Sia mengernyit. Ia pun mengendik berusaha tak peduli dan kembali menyuap makanan ke dalam mulutnya.
Sementara Helen terlihat temaram lagi, wajahnya kembali keruh. Entahlah ada apa dengan gadis itu. Yang pasti Sia mulai ragu kalau Clamora adalah penyebabnya.
Ponsel Sia berdering.
Namun di-reject.
"Angkat aja, Si." Suruh Helen melihat Sia menolak panggilan itu tanpa melihat dulu siapa pemanggilnya. "Kali aja penting."
"Nggak deh. Kan, Sia-nya lagi makan." Sia tetap pada makanannya.
Dan, ponselnya berdering kembali. Namun masih sama, Sia enggan diganggu. Di dering kelima, akhirnya dengan setengah malas Sia pun merogoh saku seragamnya, mengeluarkan ponsel dan membaca dulu itu panggilan dari siapa.
Kemudian matanya membulat, "ASTAGA PANGGILAN DARI BUNDA!"
"Mampus lo udah nge-reject." Helen terkekeh.
"Ha-halo, bunda?"
"KURANG AJAR KAMU, YA? PANGGILAN BUNDA DITOLAK! MAU BUNDA NGGAK KASIH JAJAN KAMU?"
"A-ampun bun. Tadi Sia lagi-"
"JANGAN ALASAN! BUNDA TAHU KAMU SUDAH PULANG SEKOLAH! KELUYURAN DIMANA KAMU, ANAK?"
Sia mengusap-usap daun telinganya, suara bundanya di seberang sana benar-benar memekakkan telinga. "INI KASIAN TEMEN KAMU UDAH DI SINI DARI TADI."
"T-Temen?" Sia mengerjap. "Teman siapa, bun?"
"Namanya Raha."
"APA BUND?!" Sia terkesiap. Mulutnya nyaris terbuka sempurna.

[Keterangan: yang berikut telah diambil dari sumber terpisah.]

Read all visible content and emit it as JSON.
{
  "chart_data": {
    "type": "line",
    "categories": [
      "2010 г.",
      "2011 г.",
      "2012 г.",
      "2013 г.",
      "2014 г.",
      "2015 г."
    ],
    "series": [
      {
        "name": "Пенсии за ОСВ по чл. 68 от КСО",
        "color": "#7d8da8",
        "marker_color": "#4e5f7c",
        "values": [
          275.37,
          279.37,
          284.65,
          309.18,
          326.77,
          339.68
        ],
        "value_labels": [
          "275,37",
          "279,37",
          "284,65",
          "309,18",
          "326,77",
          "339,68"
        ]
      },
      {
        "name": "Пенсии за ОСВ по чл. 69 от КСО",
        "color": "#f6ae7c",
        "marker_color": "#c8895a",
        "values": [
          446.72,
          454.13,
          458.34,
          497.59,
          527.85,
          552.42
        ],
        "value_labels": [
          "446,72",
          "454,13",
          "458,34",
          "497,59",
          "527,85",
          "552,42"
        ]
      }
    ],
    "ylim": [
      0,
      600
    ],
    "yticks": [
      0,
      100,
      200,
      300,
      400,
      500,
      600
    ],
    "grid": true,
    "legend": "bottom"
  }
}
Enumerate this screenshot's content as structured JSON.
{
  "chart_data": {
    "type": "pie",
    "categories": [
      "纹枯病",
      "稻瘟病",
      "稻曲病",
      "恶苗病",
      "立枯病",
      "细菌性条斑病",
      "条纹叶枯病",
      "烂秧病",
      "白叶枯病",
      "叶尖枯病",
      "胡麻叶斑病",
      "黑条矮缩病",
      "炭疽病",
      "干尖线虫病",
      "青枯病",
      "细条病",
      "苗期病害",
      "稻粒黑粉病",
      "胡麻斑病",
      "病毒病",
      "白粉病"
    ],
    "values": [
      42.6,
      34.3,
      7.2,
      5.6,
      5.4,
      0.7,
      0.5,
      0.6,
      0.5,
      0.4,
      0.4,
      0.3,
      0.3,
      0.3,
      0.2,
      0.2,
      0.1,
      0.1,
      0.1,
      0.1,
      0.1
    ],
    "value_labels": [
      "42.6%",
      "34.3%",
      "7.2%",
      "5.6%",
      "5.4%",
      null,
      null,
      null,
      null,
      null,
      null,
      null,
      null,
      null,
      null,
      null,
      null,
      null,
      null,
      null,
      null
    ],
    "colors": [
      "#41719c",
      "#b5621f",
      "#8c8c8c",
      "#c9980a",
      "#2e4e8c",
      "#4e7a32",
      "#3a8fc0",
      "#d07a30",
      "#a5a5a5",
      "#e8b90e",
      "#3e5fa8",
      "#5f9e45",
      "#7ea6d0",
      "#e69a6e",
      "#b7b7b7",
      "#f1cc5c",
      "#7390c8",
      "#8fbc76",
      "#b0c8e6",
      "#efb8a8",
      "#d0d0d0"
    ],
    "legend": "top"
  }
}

"Iya buruan pulang. Awas kalo kelamaan!"
"I-iya bunda."
Panggilan terputus.
Sia tak tahu lagi apa yang harus keluar dari bibinya setelah ini. Seluruh isi kepalanya beralih pada seorang pria yang katanya sudah menunggu sedari tadi.
"Kenapa, Si?" Tanya Helen.
"Ng? It-itu.."
Persetan! Sia tidak punya waktu bertele-tele. Ia harus segera pulang, menemui si Raha-Raha itu lalu mengusirnya pergi! Buru-buru Sia meneguk habis air di gelasnya lalu berpamitan pada Helen. "Hel, Sia duluan ya?"
"Tapi makanannya belum habis, loh?"
"Emergency!"
"Hah? Ok-oke deh." Jawab Helen setengah heran menyaksikan Sia berlari keluar dari rumahnya.